$150 for a Mop Bucket? AshBritt Accused of Overcharging County Too
You know that AshBritt audit that showed the Broward County School Distrist was overcharged some $765,000 after Hurricane Wilma? You know, the one that Supt. Jim Notter and the board members were outraged about because it told the truth about what was happening?
Well, a very similar circumstance with AshBritt and its now-defunct subcontractor C&B Services -- both of whom were represented by megalobbyist Ron Book -- occurred in the halls of Broward County government. One of the more glaring examples, according to a county document was AshBritt's charging the county $149 for a... mop bucket.
I obtained a memo sent in 2006 from Broward County Purchasing Director Dick Cummings (no, I didn't make that name up) regarding the Ashbritt-county problems. To read the memo, click here. In it Cummings indicates that there were numerous irregularities with the work including:
The pricing appeared unreasonably high .... Facilities did receive second opinions from the FM Global representative and from the FEMA representative also advising the prices were excessive. These concerns were expressed to Ralph Dahlgren at Ashbritt who had C&B Services remove the 10% overhead and 10% profit.

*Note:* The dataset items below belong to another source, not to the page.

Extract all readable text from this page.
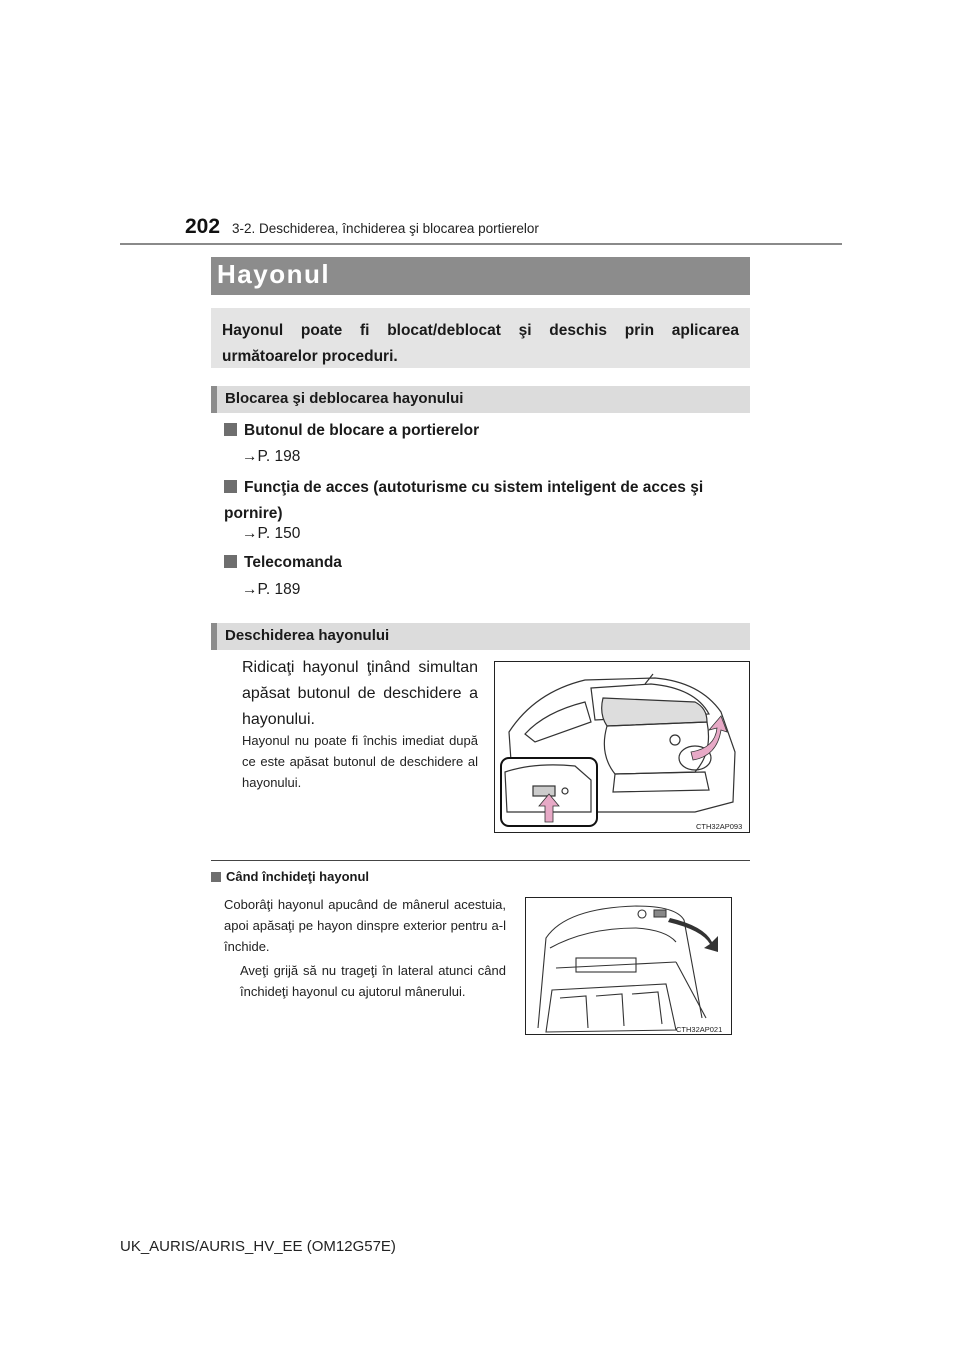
202 3-2. Deschiderea, închiderea şi blocarea portierelor
Hayonul
Hayonul poate fi blocat/deblocat şi deschis prin aplicarea următoarelor proceduri.
Blocarea şi deblocarea hayonului
Butonul de blocare a portierelor
→P. 198
Funcţia de acces (autoturisme cu sistem inteligent de acces şi pornire)
→P. 150
Telecomanda
→P. 189
Deschiderea hayonului
Ridicaţi hayonul ţinând simultan apăsat butonul de deschidere a hayonului.
Hayonul nu poate fi închis imediat după ce este apăsat butonul de deschidere al hayonului.
CTH32AP093
Când închideţi hayonul
Coborâţi hayonul apucând de mânerul acestuia, apoi apăsaţi pe hayon dinspre exterior pentru a-l închide.
Aveţi grijă să nu trageţi în lateral atunci când închideţi hayonul cu ajutorul mânerului.
CTH32AP021
UK_AURIS/AURIS_HV_EE (OM12G57E)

Cummings also recounted a meeting where county staffers said AshBritt invoiced the county for overtime on days "they did not work eight hours," exaggerated the number of dehumidifiers used, charged excessive prices for materials, including a $96.75 for a 55-gallon trash can and $149 for a mop bucket. At the end of the meeting, AshBritt agreed to lop off another $68,000 off the bill to the county, Cummings wrote.
Notter, for reasons unspecified, had the Ashbritt audit taken from tomorrow's school board agenda. But any further discussion should certainly include the fact that the county went through a similar, if less egregious, post-Wilma problem with the company.
And maybe this will wake up the board members -- I'm looking at you, Stephanie Kraft -- to the fact that they don't represent their campaign contributors and contractors at the board, but the taxpayers who fund the whole dirty operation. And the bad guys in this aren't the auditors, who are just, unlike the board, doing their jobs well.